Awilda Sterling-Duprey, Quiara Alegría Hudes, and Martín Espada among the United States Artists Fellows 2010

I was pleased to receive the news (via Deborah Hunt—gracias) that visual artist, dancer, choreographer Awilda Sterling-Duprey (San Juan, Puerto Rico); playwright Quiara Alegría Hudes (New York, NY), writer of the TONY Award-winning In the Heights; poet Martín Espada (Amherst, MA); and Guatemalan-born architect Teddy Cruz (San Diego, CA); are among the winners of the USA Fellowships 2010. The 2010 United States Artists Fellows “represent a diverse spectrum of artistic practice, from cutting-edge video artists, to traditional basket weavers, socially conscious designers, award winning documentary filmmakers, and avant-garde choreographers.”

Awilda Sterling-Duprey is a teacher, dancer, and choreographer, and an important figure in Puerto Rico’s traditional cultural arts scene. She attended the University of Puerto Rico—Río Piedras, the School of Visual Arts in San Juan (where she presently teaches), the Pratt Institute in Brooklyn, and is a doctoral student in history at the Center for Advanced Studies of Puerto Rico and the Caribbean in San Juan. She is a founding member of Pisotón, the first experimental dance collective in Puerto Rico. Combining Afro-Caribbean dance, jazz, and modern experimental movement, Sterling-Duprey has created and performed experimental dance works throughout the United States, Europe, and Latin America, including Puerto Rico and other Caribbean countries.
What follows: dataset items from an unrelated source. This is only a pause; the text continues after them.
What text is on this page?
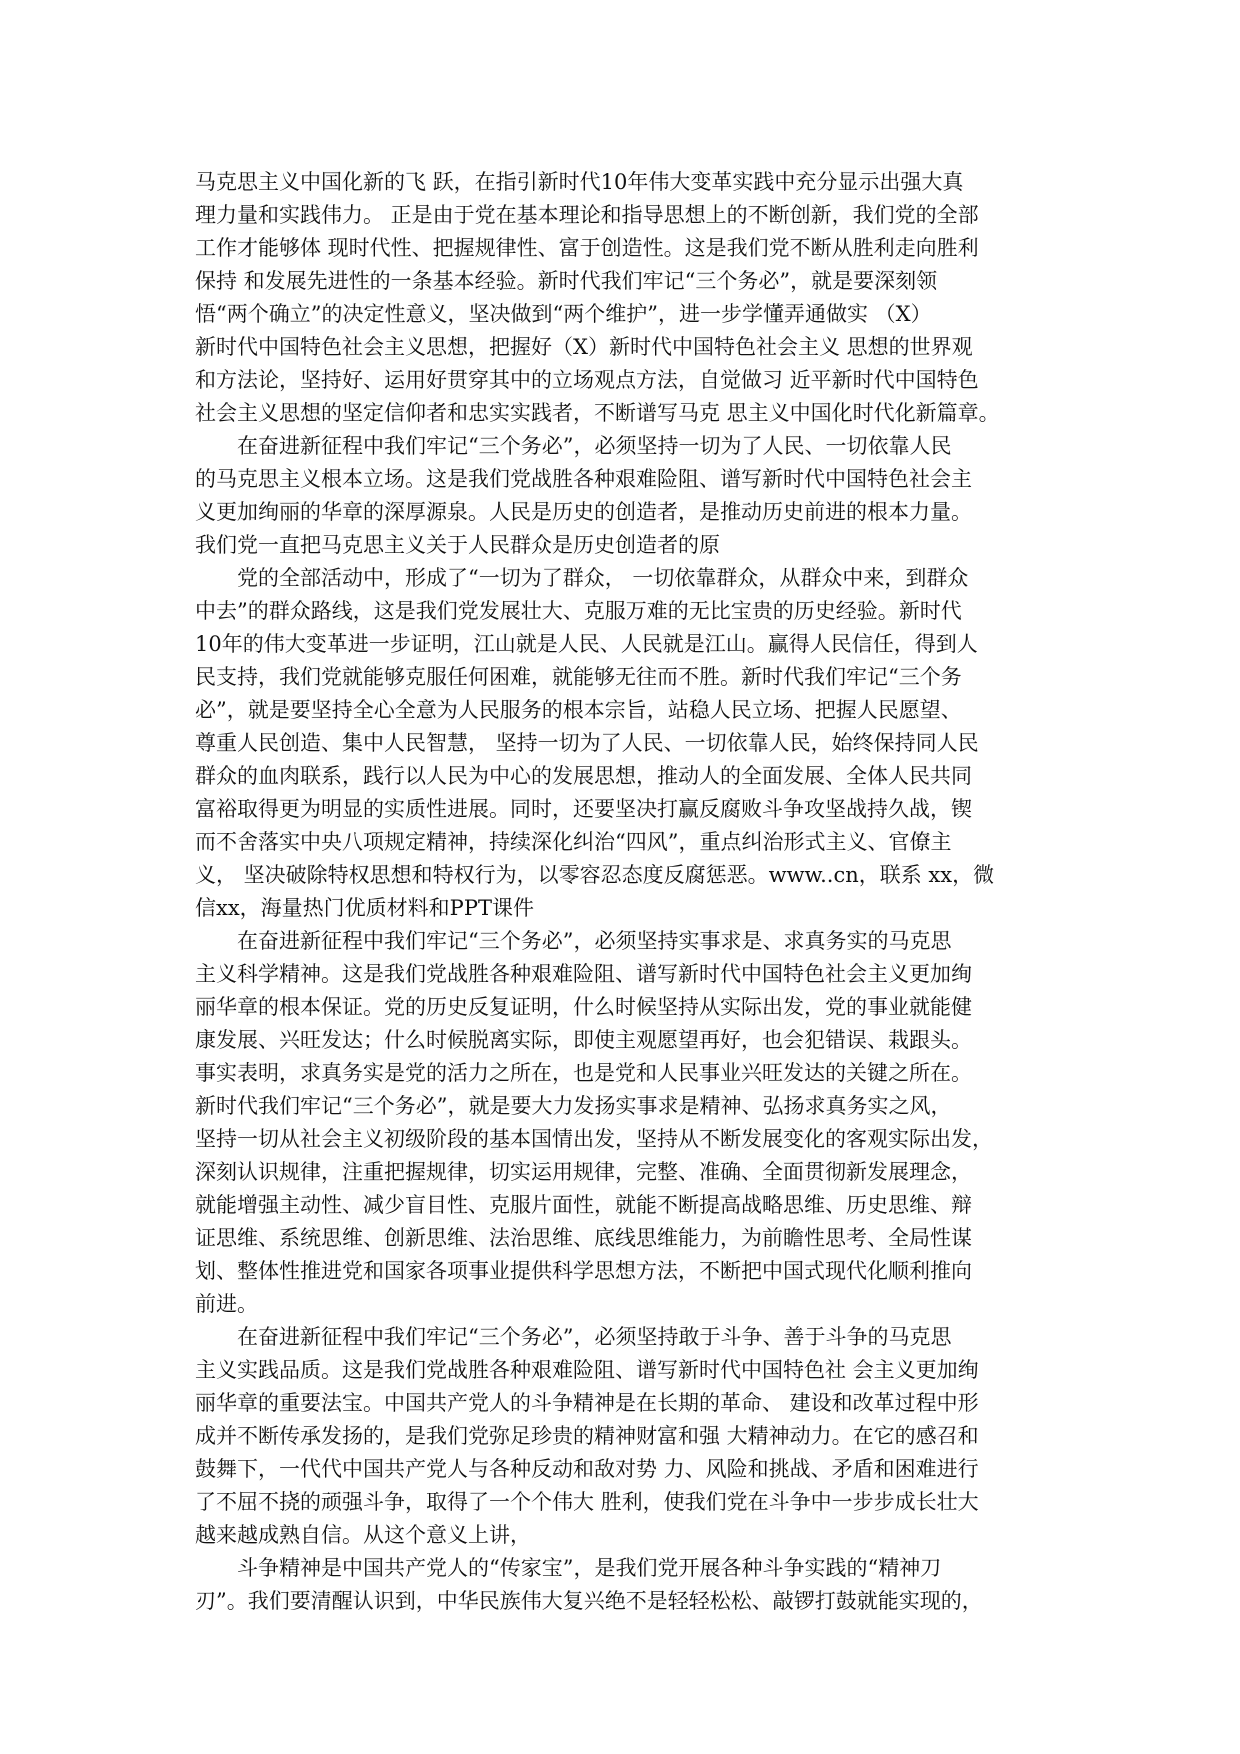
马克思主义中国化新的飞 跃，在指引新时代10年伟大变革实践中充分显示出强大真
理力量和实践伟力。 正是由于党在基本理论和指导思想上的不断创新，我们党的全部
工作才能够体 现时代性、把握规律性、富于创造性。这是我们党不断从胜利走向胜利
保持 和发展先进性的一条基本经验。新时代我们牢记“三个务必”，就是要深刻领
悟“两个确立”的决定性意义，坚决做到“两个维护”，进一步学懂弄通做实 （X）
新时代中国特色社会主义思想，把握好（X）新时代中国特色社会主义 思想的世界观
和方法论，坚持好、运用好贯穿其中的立场观点方法，自觉做习 近平新时代中国特色
社会主义思想的坚定信仰者和忠实实践者，不断谱写马克 思主义中国化时代化新篇章。
在奋进新征程中我们牢记“三个务必”，必须坚持一切为了人民、一切依靠人民
的马克思主义根本立场。这是我们党战胜各种艰难险阻、谱写新时代中国特色社会主
义更加绚丽的华章的深厚源泉。人民是历史的创造者，是推动历史前进的根本力量。
我们党一直把马克思主义关于人民群众是历史创造者的原
党的全部活动中，形成了“一切为了群众， 一切依靠群众，从群众中来，到群众
中去”的群众路线，这是我们党发展壮大、克服万难的无比宝贵的历史经验。新时代
10年的伟大变革进一步证明，江山就是人民、人民就是江山。赢得人民信任，得到人
民支持，我们党就能够克服任何困难，就能够无往而不胜。新时代我们牢记“三个务
必”，就是要坚持全心全意为人民服务的根本宗旨，站稳人民立场、把握人民愿望、
尊重人民创造、集中人民智慧， 坚持一切为了人民、一切依靠人民，始终保持同人民
群众的血肉联系，践行以人民为中心的发展思想，推动人的全面发展、全体人民共同
富裕取得更为明显的实质性进展。同时，还要坚决打赢反腐败斗争攻坚战持久战，锲
而不舍落实中央八项规定精神，持续深化纠治“四风”，重点纠治形式主义、官僚主
义， 坚决破除特权思想和特权行为，以零容忍态度反腐惩恶。www..cn，联系 xx，微
信xx，海量热门优质材料和PPT课件
在奋进新征程中我们牢记“三个务必”，必须坚持实事求是、求真务实的马克思
主义科学精神。这是我们党战胜各种艰难险阻、谱写新时代中国特色社会主义更加绚
丽华章的根本保证。党的历史反复证明，什么时候坚持从实际出发，党的事业就能健
康发展、兴旺发达；什么时候脱离实际，即使主观愿望再好，也会犯错误、栽跟头。
事实表明，求真务实是党的活力之所在，也是党和人民事业兴旺发达的关键之所在。
新时代我们牢记“三个务必”，就是要大力发扬实事求是精神、弘扬求真务实之风，
坚持一切从社会主义初级阶段的基本国情出发，坚持从不断发展变化的客观实际出发，
深刻认识规律，注重把握规律，切实运用规律，完整、准确、全面贯彻新发展理念，
就能增强主动性、减少盲目性、克服片面性，就能不断提高战略思维、历史思维、辩
证思维、系统思维、创新思维、法治思维、底线思维能力，为前瞻性思考、全局性谋
划、整体性推进党和国家各项事业提供科学思想方法，不断把中国式现代化顺利推向
前进。
在奋进新征程中我们牢记“三个务必”，必须坚持敢于斗争、善于斗争的马克思
主义实践品质。这是我们党战胜各种艰难险阻、谱写新时代中国特色社 会主义更加绚
丽华章的重要法宝。中国共产党人的斗争精神是在长期的革命、 建设和改革过程中形
成并不断传承发扬的，是我们党弥足珍贵的精神财富和强 大精神动力。在它的感召和
鼓舞下，一代代中国共产党人与各种反动和敌对势 力、风险和挑战、矛盾和困难进行
了不屈不挠的顽强斗争，取得了一个个伟大 胜利，使我们党在斗争中一步步成长壮大
越来越成熟自信。从这个意义上讲，
斗争精神是中国共产党人的“传家宝”，是我们党开展各种斗争实践的“精神刀
刃”。我们要清醒认识到，中华民族伟大复兴绝不是轻轻松松、敲锣打鼓就能实现的，
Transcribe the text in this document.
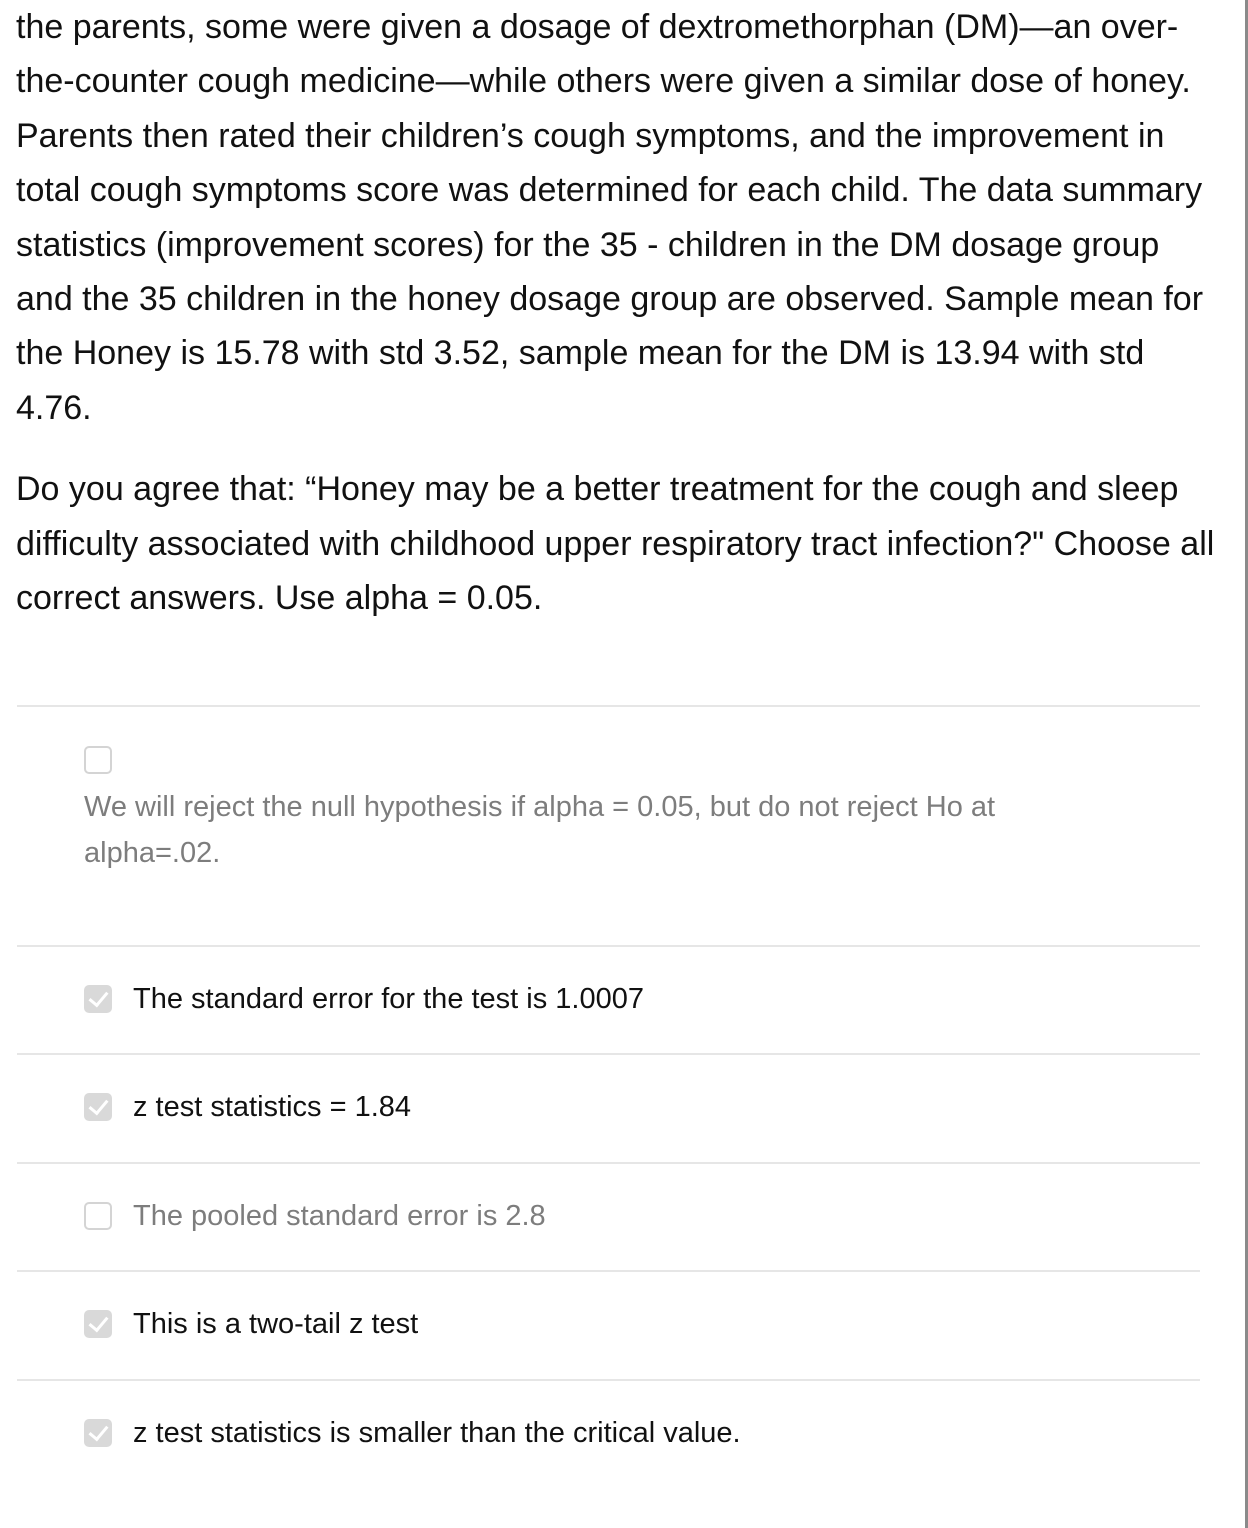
the parents, some were given a dosage of dextromethorphan (DM)—an over-the-counter cough medicine—while others were given a similar dose of honey. Parents then rated their children’s cough symptoms, and the improvement in total cough symptoms score was determined for each child. The data summary statistics (improvement scores) for the 35 - children in the DM dosage group and the 35 children in the honey dosage group are observed. Sample mean for the Honey is 15.78 with std 3.52, sample mean for the DM is 13.94 with std 4.76.

Do you agree that: “Honey may be a better treatment for the cough and sleep difficulty associated with childhood upper respiratory tract infection?" Choose all correct answers. Use alpha = 0.05.

We will reject the null hypothesis if alpha = 0.05, but do not reject Ho at alpha=.02.
The standard error for the test is 1.0007
z test statistics = 1.84
The pooled standard error is 2.8
This is a two-tail z test
z test statistics is smaller than the critical value.
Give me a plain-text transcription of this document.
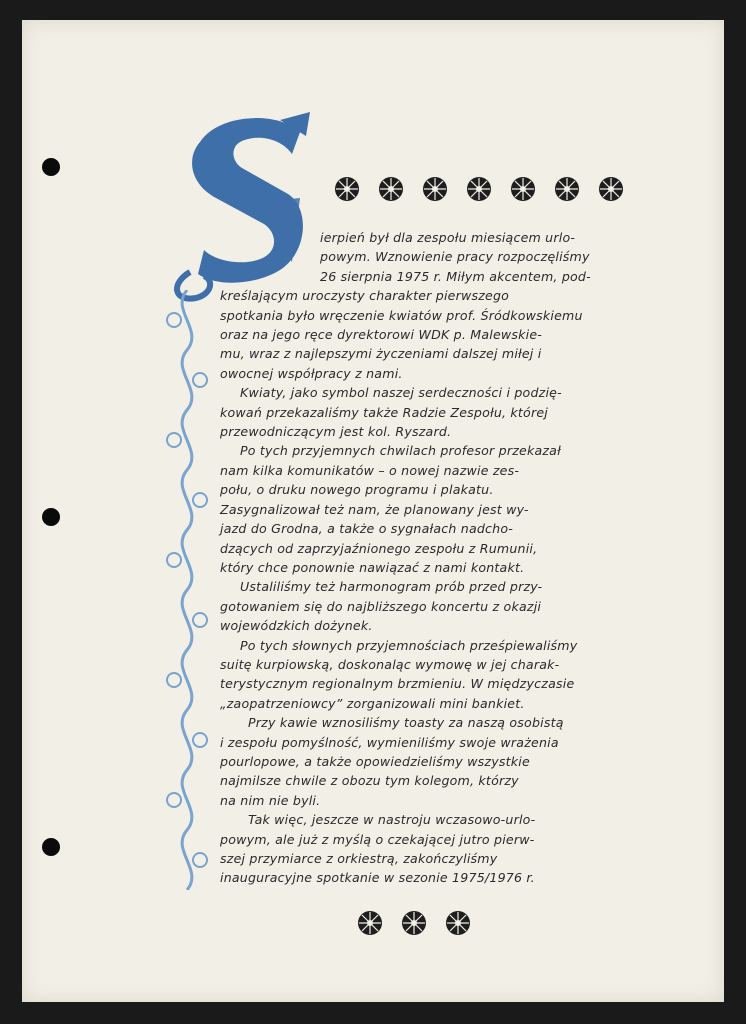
ierpień był dla zespołu miesiącem urlo-
powym. Wznowienie pracy rozpoczęliśmy
26 sierpnia 1975 r. Miłym akcentem, pod-
kreślającym uroczysty charakter pierwszego
spotkania było wręczenie kwiatów prof. Śródkowskiemu
oraz na jego ręce dyrektorowi WDK p. Malewskie-
mu, wraz z najlepszymi życzeniami dalszej miłej i
owocnej współpracy z nami.
Kwiaty, jako symbol naszej serdeczności i podzię-
kowań przekazaliśmy także Radzie Zespołu, której
przewodniczącym jest kol. Ryszard.
Po tych przyjemnych chwilach profesor przekazał
nam kilka komunikatów – o nowej nazwie zes-
połu, o druku nowego programu i plakatu.
Zasygnalizował też nam, że planowany jest wy-
jazd do Grodna, a także o sygnałach nadcho-
dzących od zaprzyjaźnionego zespołu z Rumunii,
który chce ponownie nawiązać z nami kontakt.
Ustaliliśmy też harmonogram prób przed przy-
gotowaniem się do najbliższego koncertu z okazji
wojewódzkich dożynek.
Po tych słownych przyjemnościach prześpiewaliśmy
suitę kurpiowską, doskonaląc wymowę w jej charak-
terystycznym regionalnym brzmieniu. W międzyczasie
„zaopatrzeniowcy” zorganizowali mini bankiet.
Przy kawie wznosiliśmy toasty za naszą osobistą
i zespołu pomyślność, wymieniliśmy swoje wrażenia
pourlopowe, a także opowiedzieliśmy wszystkie
najmilsze chwile z obozu tym kolegom, którzy
na nim nie byli.
Tak więc, jeszcze w nastroju wczasowo-urlo-
powym, ale już z myślą o czekającej jutro pierw-
szej przymiarce z orkiestrą, zakończyliśmy
inauguracyjne spotkanie w sezonie 1975/1976 r.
Interviewed by El Nuevo Día, the Sterling-Duprey says, “I love what I do and I find it wonderful that people who do not know me understand the validity of the work I’ve done so far.” She also expressed hope that the present Puerto Rican government, which “loves to emulate the United States,” will follow suit and pay attention to what the island artists are doing, adding that “they should change their views and feel ashamed of their claims that art is simply entertainment. They should have their eye on what is being created and what can be achieved through art and culture.”

Writer Quiara Alegría Hudes, who “product of a Jewish father and Puerto Rican mother,” grew up in Philadelphia, says that she writes “about the Latinos of North Philadelphia. That is the Great American Story that I have to tell.” She attended Yale University and Brown University. Hudes originally studied music and credits it with providing her with the structure and appreciation for the cadence of speech in her plays, musicals, and screenplays. Among other plays, Hudes wrote the book for the musical In the Heights (2008), which was a finalist for a Pulitzer Prize and which won a Tony Award for Best Musical, as well as other honors.

Poet, essayist, translator, and editor Martín Espada has been called “the Latino poet of his generation” and “the Pablo Neruda of North American authors.” Espada was born and raised in Brooklyn, NYC.  A former tenant lawyer, Espada is now a professor of English Literature at the University of Massachusetts in Amherst. Espada, who has received numerous awards and fellowships, has published 17 books. His poetry collection The Republic of Poetry (2006) received the Paterson Award for Sustained Literary Achievement and was a finalist for the Pulitzer Prize. Another collection, Imagine the Angels of Bread (1996), won an American Book Award and was a finalist for the National Book Critics Circle Award. He is also author of the recent The Lover of a Subversive Is Also a Subversive: Essays and Commentaries (2010).